In contrast, in most states the federal District Courts sat in only one (occasionally two) places. Typically, those locations were the leading business and financial centers. In New York, for example, the court sat in Manhattan (it also sat one time in Albany). That meant that the overwhelming percentage of jurors would come from Manhattan – even if the dispute involved a contract or land in the distant reaches of the state. As already noted, those Manhattan jurors tended to be the “better sort”, members of the merchant, financial and business community.
These devices could be extremely effective. Professor Jones cites as an example an extraordinary string of victories by out-of-state and British plaintiffs seeking to recover land in New York:
Between 1809 and 1815, the New York Circuit Court rendered judgments in approximately thirty-five ejectment suits. In all of these cases, diverse [that is, out-of-state] plaintiffs claimed title to the land and sought to eject a local inhabitant in an upstate county [including Broome, Cayuga, Cortland, Seneca, Tioga and Washington]. Twenty-six of the suits were brought by British heirs of Donald Fisher to eject landholders in upstate Washington County. The Fisher cases arose of the New York confiscation laws, which had redistributed the lands of loyalists during the Revolution.
Under New York law, all of these title disputes would have been tried in the counties where the land was located had they been litigated in state court. One can speculate whether a British heir to a loyalist would have been successful in dispossessing a local inhabitant had the case been tried before a jury composed exclusively of local farmers. The federal juries, however, were composed of Manhattan residents who were predominantly merchants. The Fisher plaintiffs succeeded in dispossessing the local inhabitants in every one of their federal cases. In fact, the judgment rolls reveal only one instance during this period where the federal jury found for the defendant in an ejectment case.
As a side note, did you ever wonder how federal authorities so successfully stacked the juries in the
Sedition Act cases with Federalist jurors prepared to convict the defendants? Now you know.

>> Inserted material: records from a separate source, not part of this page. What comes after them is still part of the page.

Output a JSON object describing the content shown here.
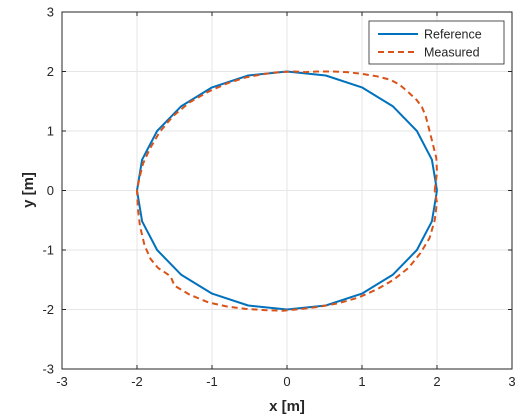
{
  "chart_data": {
    "type": "line",
    "title": "",
    "xlabel": "x [m]",
    "ylabel": "y [m]",
    "xlim": [
      -3,
      3
    ],
    "ylim": [
      -3,
      3
    ],
    "xticks": [
      -3,
      -2,
      -1,
      0,
      1,
      2,
      3
    ],
    "yticks": [
      -3,
      -2,
      -1,
      0,
      1,
      2,
      3
    ],
    "xtick_labels": [
      "-3",
      "-2",
      "-1",
      "0",
      "1",
      "2",
      "3"
    ],
    "ytick_labels": [
      "-3",
      "-2",
      "-1",
      "0",
      "1",
      "2",
      "3"
    ],
    "grid": true,
    "legend_position": "top-right",
    "series": [
      {
        "name": "Reference",
        "color": "#0072BD",
        "style": "solid",
        "x": [
          2.0,
          1.932,
          1.732,
          1.414,
          1.0,
          0.518,
          0.0,
          -0.518,
          -1.0,
          -1.414,
          -1.732,
          -1.932,
          -2.0,
          -1.932,
          -1.732,
          -1.414,
          -1.0,
          -0.518,
          0.0,
          0.518,
          1.0,
          1.414,
          1.732,
          1.932,
          2.0
        ],
        "y": [
          0.0,
          0.518,
          1.0,
          1.414,
          1.732,
          1.932,
          2.0,
          1.932,
          1.732,
          1.414,
          1.0,
          0.518,
          0.0,
          -0.518,
          -1.0,
          -1.414,
          -1.732,
          -1.932,
          -2.0,
          -1.932,
          -1.732,
          -1.414,
          -1.0,
          -0.518,
          0.0
        ]
      },
      {
        "name": "Measured",
        "color": "#D95319",
        "style": "dashed",
        "x": [
          1.97,
          2.0,
          1.99,
          1.96,
          1.93,
          1.89,
          1.85,
          1.8,
          1.73,
          1.62,
          1.5,
          1.38,
          1.2,
          1.0,
          0.8,
          0.6,
          0.4,
          0.25,
          0.1,
          -0.1,
          -0.3,
          -0.55,
          -0.8,
          -1.05,
          -1.3,
          -1.52,
          -1.7,
          -1.83,
          -1.92,
          -1.97,
          -2.0,
          -1.99,
          -1.96,
          -1.9,
          -1.82,
          -1.72,
          -1.6,
          -1.55,
          -1.5,
          -1.3,
          -1.05,
          -0.8,
          -0.55,
          -0.3,
          -0.05,
          0.2,
          0.45,
          0.7,
          0.95,
          1.2,
          1.42,
          1.62,
          1.78,
          1.9,
          1.97,
          2.0,
          1.97
        ],
        "y": [
          0.0,
          0.3,
          0.55,
          0.7,
          0.85,
          1.05,
          1.25,
          1.4,
          1.52,
          1.65,
          1.78,
          1.86,
          1.92,
          1.96,
          1.99,
          2.0,
          2.0,
          1.99,
          2.0,
          1.99,
          1.96,
          1.9,
          1.8,
          1.66,
          1.48,
          1.25,
          0.98,
          0.7,
          0.45,
          0.2,
          0.0,
          -0.3,
          -0.6,
          -0.92,
          -1.15,
          -1.3,
          -1.4,
          -1.45,
          -1.6,
          -1.75,
          -1.88,
          -1.95,
          -1.99,
          -2.01,
          -2.02,
          -1.99,
          -1.95,
          -1.89,
          -1.8,
          -1.66,
          -1.5,
          -1.3,
          -1.05,
          -0.8,
          -0.5,
          -0.2,
          0.0
        ]
      }
    ]
  }
}
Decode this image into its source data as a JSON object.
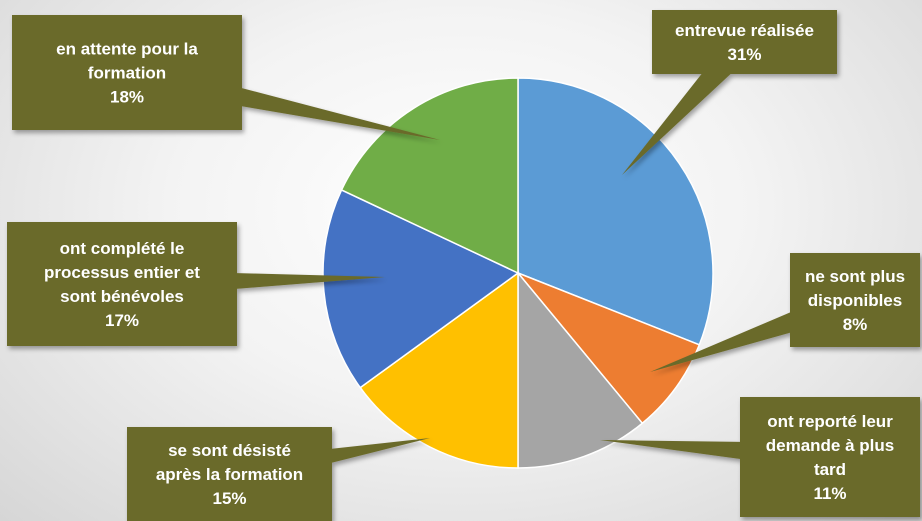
{
  "chart_data": {
    "type": "pie",
    "title": "",
    "start_angle_deg": 0,
    "direction": "clockwise",
    "slices": [
      {
        "name": "entrevue réalisée",
        "value": 31,
        "label_lines": [
          "entrevue réalisée"
        ],
        "pct_label": "31%",
        "color": "#5B9BD5"
      },
      {
        "name": "ne sont plus disponibles",
        "value": 8,
        "label_lines": [
          "ne sont plus",
          "disponibles"
        ],
        "pct_label": "8%",
        "color": "#ED7D31"
      },
      {
        "name": "ont reporté leur demande à plus tard",
        "value": 11,
        "label_lines": [
          "ont reporté leur",
          "demande à plus",
          "tard"
        ],
        "pct_label": "11%",
        "color": "#A5A5A5"
      },
      {
        "name": "se sont désisté après la formation",
        "value": 15,
        "label_lines": [
          "se sont désisté",
          "après la formation"
        ],
        "pct_label": "15%",
        "color": "#FFC000"
      },
      {
        "name": "ont complété le processus entier et sont bénévoles",
        "value": 17,
        "label_lines": [
          "ont complété le",
          "processus entier et",
          "sont bénévoles"
        ],
        "pct_label": "17%",
        "color": "#4472C4"
      },
      {
        "name": "en attente pour la formation",
        "value": 18,
        "label_lines": [
          "en attente pour la",
          "formation"
        ],
        "pct_label": "18%",
        "color": "#70AD47"
      }
    ],
    "callout_color": "#6B6A2B",
    "label_color": "#FFFFFF",
    "legend": "none"
  }
}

Professor Nelson’s work has also gained new attention as the result of an article by Suja A. Thomas bearing the startling title
Why Summary Judgment is Unconstitutional. For non-lawyers, summary judgment is a procedural device that defense lawyers use in civil cases (that is, non-criminal cases) to seek the dismissal of cases before they are presented to a jury. Under modern rules, if the relevant facts are undisputed, a judge is entitled to dismiss a case “as a matter of law” if the substantive law warrants it. For example, if a judge concludes that the wording of a written contract is unambiguous (not reasonably susceptible of more than one meaning), he may rule in favor of one party or the other. The jury is not involved.
Professor Thomas argues that the use of this procedure violates the
Seventh Amendment right to a jury trial in civil cases (“In suits at common law, where the value in controversy shall exceed twenty dollars, the right of trial by jury shall be preserved, and no fact tried by a jury, shall be otherwise reexamined in any court of the United States, than according to the rules of the common law.”). When the Seventh Amendment was ratified, she argues, juries decided both the facts and the law; it was practically impossible to obtain dismissal of cases unless a jury decided to so rule, and there was certainly no procedure akin to modern-day summary judgment. Thus, the right to a jury trial included the right to have a jury decide virtually every case -- including cases that are now dismissed before trial today.
It is obviously impossible, in the context of an already-long blog entry, to evaluate Professor Thomas’s claim. However, it is worth noting that the University of Iowa recently held a
symposium on the issue, with papers by both Professors Thomas and Nelson, among others.